EL REY DARÍO

Darío era pequeño,

con un gran billete de cien en el bolsillo,

y poseía algunos de los más bellos potros brillantes de la ciudad,

sobre los que se sentía tan grande como su billete de cien.

Darío poseía un anillo, reloj y cadena de oro

(la cadena brillando sobre su pecho),

pero Darío no ofendía a sus amigos, simplemente se mostraba entre ellos,

todo constelado y adorable con su pequeña estatura,

como una estatuilla modelada y adornada por la perfección del arte antiguo,

con sus quince años bien formados y su agilidad propia y natural.
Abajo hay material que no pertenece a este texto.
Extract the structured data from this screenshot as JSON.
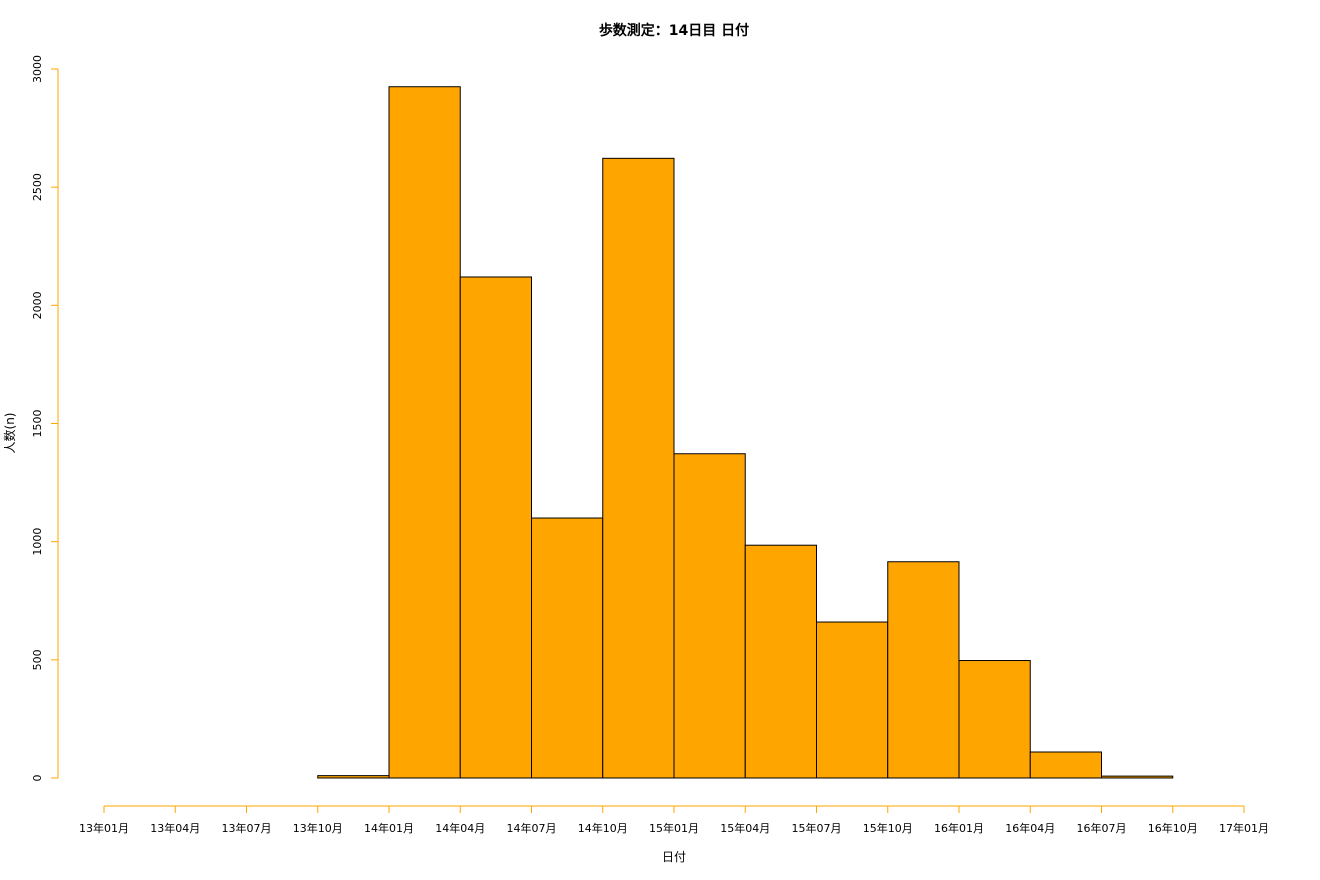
{
  "chart_data": {
    "type": "bar",
    "title": "歩数測定：14日目 日付",
    "xlabel": "日付",
    "ylabel": "人数(n)",
    "categories": [
      "13年01月",
      "13年04月",
      "13年07月",
      "13年10月",
      "14年01月",
      "14年04月",
      "14年07月",
      "14年10月",
      "15年01月",
      "15年04月",
      "15年07月",
      "15年10月",
      "16年01月",
      "16年04月",
      "16年07月",
      "16年10月"
    ],
    "x_ticks": [
      "13年01月",
      "13年04月",
      "13年07月",
      "13年10月",
      "14年01月",
      "14年04月",
      "14年07月",
      "14年10月",
      "15年01月",
      "15年04月",
      "15年07月",
      "15年10月",
      "16年01月",
      "16年04月",
      "16年07月",
      "16年10月",
      "17年01月"
    ],
    "values": [
      0,
      0,
      0,
      10,
      2925,
      2120,
      1100,
      2622,
      1372,
      985,
      660,
      915,
      497,
      110,
      8,
      0
    ],
    "ylim": [
      0,
      3000
    ],
    "y_ticks": [
      0,
      500,
      1000,
      1500,
      2000,
      2500,
      3000
    ],
    "grid": false,
    "bar_color": "#FFA500",
    "axis_color": "#FFA500"
  }
}
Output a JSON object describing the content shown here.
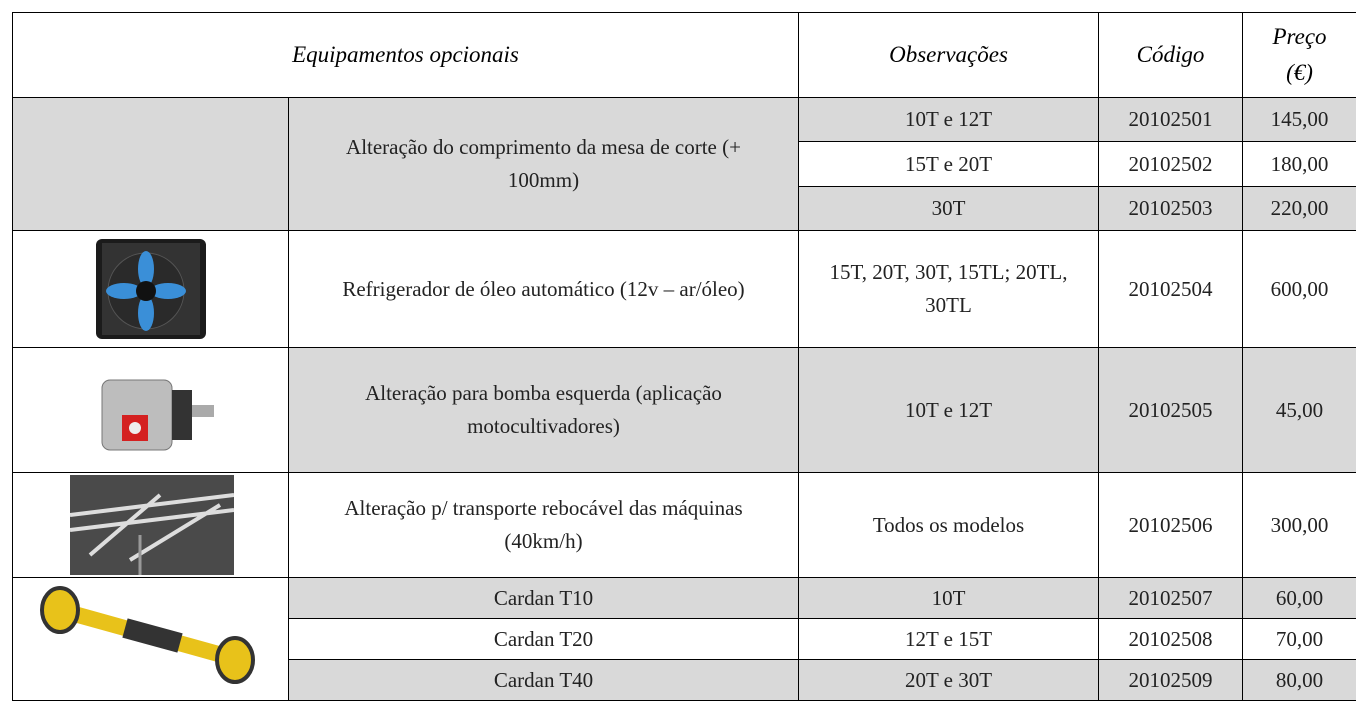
{
  "header": {
    "equipment": "Equipamentos opcionais",
    "observations": "Observações",
    "code": "Código",
    "price": [
      "Preço",
      "(€)"
    ]
  },
  "groups": [
    {
      "description": "Alteração do comprimento da mesa de corte (+ 100mm)",
      "items": [
        {
          "observations": "10T e 12T",
          "code": "20102501",
          "price": "145,00"
        },
        {
          "observations": "15T e 20T",
          "code": "20102502",
          "price": "180,00"
        },
        {
          "observations": "30T",
          "code": "20102503",
          "price": "220,00"
        }
      ]
    },
    {
      "description": "Refrigerador de óleo automático (12v – ar/óleo)",
      "items": [
        {
          "observations": "15T, 20T, 30T, 15TL; 20TL, 30TL",
          "code": "20102504",
          "price": "600,00"
        }
      ]
    },
    {
      "description": "Alteração para bomba esquerda (aplicação motocultivadores)",
      "items": [
        {
          "observations": "10T e 12T",
          "code": "20102505",
          "price": "45,00"
        }
      ]
    },
    {
      "description": "Alteração p/ transporte rebocável das máquinas (40km/h)",
      "items": [
        {
          "observations": "Todos os modelos",
          "code": "20102506",
          "price": "300,00"
        }
      ]
    },
    {
      "descriptions": [
        "Cardan T10",
        "Cardan T20",
        "Cardan T40"
      ],
      "items": [
        {
          "observations": "10T",
          "code": "20102507",
          "price": "60,00"
        },
        {
          "observations": "12T e 15T",
          "code": "20102508",
          "price": "70,00"
        },
        {
          "observations": "20T e 30T",
          "code": "20102509",
          "price": "80,00"
        }
      ]
    }
  ]
}
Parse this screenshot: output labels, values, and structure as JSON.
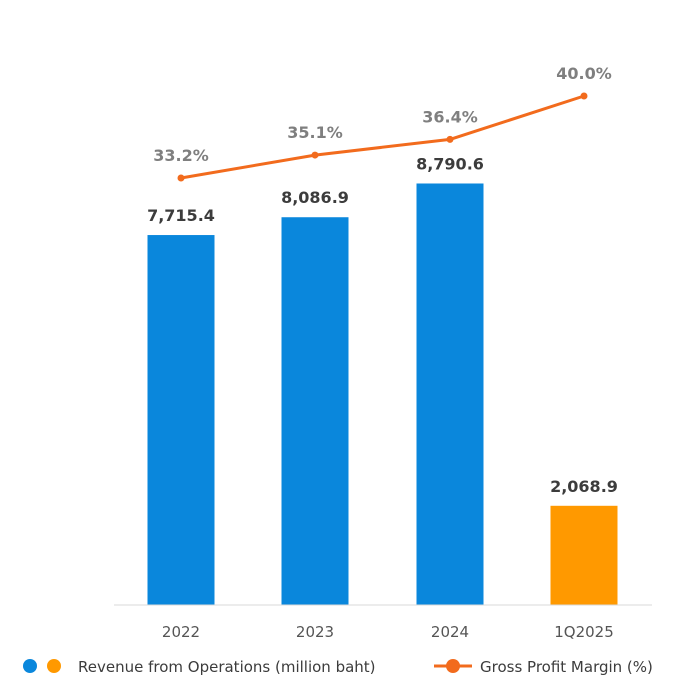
{
  "chart_data": {
    "type": "bar",
    "categories": [
      "2022",
      "2023",
      "2024",
      "1Q2025"
    ],
    "series": [
      {
        "name": "Revenue from Operations (million baht)",
        "type": "bar",
        "values": [
          7715.4,
          8086.9,
          8790.6,
          2068.9
        ],
        "value_labels": [
          "7,715.4",
          "8,086.9",
          "8,790.6",
          "2,068.9"
        ],
        "colors": [
          "#0a87dc",
          "#0a87dc",
          "#0a87dc",
          "#ff9900"
        ]
      },
      {
        "name": "Gross Profit Margin (%)",
        "type": "line",
        "values": [
          33.2,
          35.1,
          36.4,
          40.0
        ],
        "value_labels": [
          "33.2%",
          "35.1%",
          "36.4%",
          "40.0%"
        ],
        "color": "#f26b1d"
      }
    ],
    "bar_ylim": [
      0,
      10000
    ],
    "line_ylim": [
      0,
      45
    ],
    "legend_position": "bottom",
    "grid": false
  },
  "legend": {
    "bar_label": "Revenue from Operations (million baht)",
    "line_label": "Gross Profit Margin (%)",
    "bar_colors": [
      "#0a87dc",
      "#ff9900"
    ],
    "line_color": "#f26b1d"
  }
}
Yo en mi retiro de las montañas, cuando me alejaba del Liceo,

me pasaba todo el invierno recordándolo entre sus ademanes de oro,

como un icono en su santuario,

rodeado de todos sus compañeros que lo amaban,

y entre quienes él repartía sus sonrisas como monedas.


Después transcurrió un lustro durante el cual no lo volví a ver más,

pero en mi memoria seguía conservando sus quince años

y sus pantalones ajustados cuando me daba la mano para despedirnos,

su mano de corazón bajo los ceibos y los almendros del parque.

Mas luego lo volví a ver,

perdida la infantil vanidad,

haciendo su carrera de hombre,

elemental como un potro desbocado.


Poco después, en un camino,

una alambrada de cuchillos detuvo su carrera

por una mujer.

El pavor del puñal entrando veloz en su pecho como el rayo de Jehová en el becerro de oro

que había profanado la virginidad de una hija de Israel.


Amigos:

La noche y yo medimos nuestras varas de espanto.

Dios es una estridente carcajada seguida de un profundo silencio.